F.T.X. founder and former CEO Sam Bankman-Fried was arrested by Bahamian authorities Monday following the U.S. Attorney for the Southern District of New York filing prosecution charges. “S.B.F.’s arrest followed receipt of formal notification from the United States that it has filed criminal charges against S.B.F. and is likely to request his extradition,” the Bahamas government’s official statement reads.
Damian Williams, who works as a U.S. Attorney for the Southern District of New York, took to Twitter to state, “Earlier this evening, Bahamian authorities arrested Samuel Bankman-Fried at the request of the U.S. government, based on a sealed indictment.”
He further added that the federal government is looking to “unseal the indictment in the morning.
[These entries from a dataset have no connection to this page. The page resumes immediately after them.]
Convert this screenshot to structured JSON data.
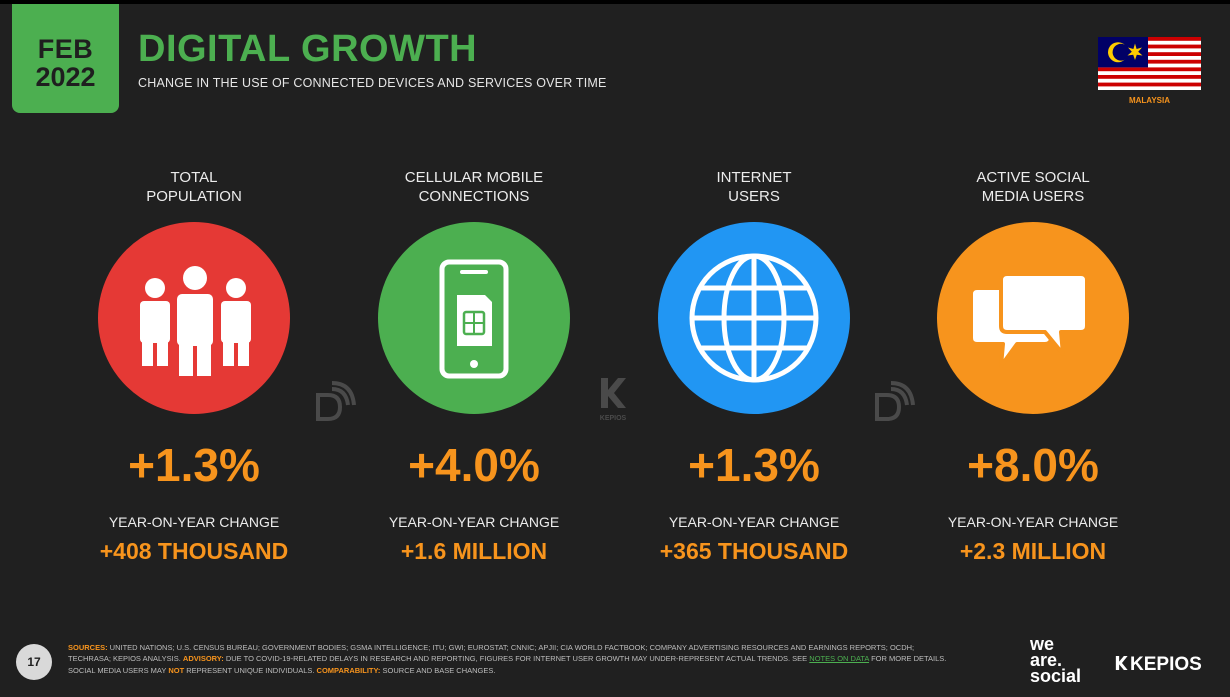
{
  "header": {
    "date_month": "FEB",
    "date_year": "2022",
    "title": "DIGITAL GROWTH",
    "subtitle": "CHANGE IN THE USE OF CONNECTED DEVICES AND SERVICES OVER TIME",
    "country": "MALAYSIA"
  },
  "colors": {
    "background": "#202020",
    "accent_green": "#4caf50",
    "accent_orange": "#f7941d",
    "population_red": "#e53935",
    "mobile_green": "#4caf50",
    "internet_blue": "#2196f3",
    "social_orange": "#f7941d"
  },
  "stats": [
    {
      "label_line1": "TOTAL",
      "label_line2": "POPULATION",
      "icon": "people-icon",
      "percent": "+1.3%",
      "yoy_label": "YEAR-ON-YEAR CHANGE",
      "absolute": "+408 THOUSAND"
    },
    {
      "label_line1": "CELLULAR MOBILE",
      "label_line2": "CONNECTIONS",
      "icon": "mobile-sim-icon",
      "percent": "+4.0%",
      "yoy_label": "YEAR-ON-YEAR CHANGE",
      "absolute": "+1.6 MILLION"
    },
    {
      "label_line1": "INTERNET",
      "label_line2": "USERS",
      "icon": "globe-icon",
      "percent": "+1.3%",
      "yoy_label": "YEAR-ON-YEAR CHANGE",
      "absolute": "+365 THOUSAND"
    },
    {
      "label_line1": "ACTIVE SOCIAL",
      "label_line2": "MEDIA USERS",
      "icon": "speech-bubbles-icon",
      "percent": "+8.0%",
      "yoy_label": "YEAR-ON-YEAR CHANGE",
      "absolute": "+2.3 MILLION"
    }
  ],
  "watermark": {
    "kepios_text": "KEPIOS"
  },
  "footer": {
    "page_number": "17",
    "sources_key": "SOURCES:",
    "sources_text": " UNITED NATIONS; U.S. CENSUS BUREAU; GOVERNMENT BODIES; GSMA INTELLIGENCE; ITU; GWI; EUROSTAT; CNNIC; APJII; CIA WORLD FACTBOOK; COMPANY ADVERTISING RESOURCES AND EARNINGS REPORTS; OCDH; TECHRASA; KEPIOS ANALYSIS. ",
    "advisory_key": "ADVISORY:",
    "advisory_text": " DUE TO COVID-19-RELATED DELAYS IN RESEARCH AND REPORTING, FIGURES FOR INTERNET USER GROWTH MAY UNDER-REPRESENT ACTUAL TRENDS. SEE ",
    "notes_link": "NOTES ON DATA",
    "advisory_text2": " FOR MORE DETAILS. SOCIAL MEDIA USERS MAY ",
    "not_word": "NOT",
    "advisory_text3": " REPRESENT UNIQUE INDIVIDUALS. ",
    "comparability_key": "COMPARABILITY:",
    "comparability_text": " SOURCE AND BASE CHANGES."
  },
  "brands": {
    "we": "we",
    "are": "are.",
    "social": "social",
    "kepios": "KEPIOS"
  }
}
As per media reports, the charges filed against S.B.F. include wire fraud conspiracy, securities fraud, wire fraud, securities fraud conspiracy, and money laundering.
In an official statement, Bahamian Prime Minister (PM) Philip Davis said, “The Bahamas and the United States have a shared interest in holding accountable all individuals associated with F.T.X. who may have betrayed the public trust and broken the law.” Bahamas Attorney General Ryan Pinder stated that the United States is expected to request his extradition.
Sam Bankman Fried was scheduled to testify in Congress on Tuesday about the implosion of his trading firm F.T.X. Following the arrest, Bankman-Fried is scheduled to appear on Tuesday in Magistrate Court in Nassau, the capital of the Bahamas.
Amidst this, the U.S. Securities and Exchanges Commission (S.E.C.) has also initiated a separate set of charges against the F.T.X. Founder relating to “violations of our securities laws. Ever since F.T.X. imploded last month, an S.E.C. probe was initiated, mainly targeting F.T.X. executives, their knowledge of handling customer funds, and any potential breaking of securities laws.
Another regulatory watchdog, the Commodity Futures Trading Commission (CFTC), is also probing possible mishandling of customer funds by FTX.com, the crypto lending activities of FTX US, and the relationships between FTX.com and FTX US and trading firm Alameda Research.
SBF’s FTX empire filed for bankruptcy in mid-November, leaving more than a million creditors and several crypto firms in a state of turmoil. As per court filing, F.T.X. had more than 100,000 creditors, with liabilities and assets ranging from $1 billion to $10 billion.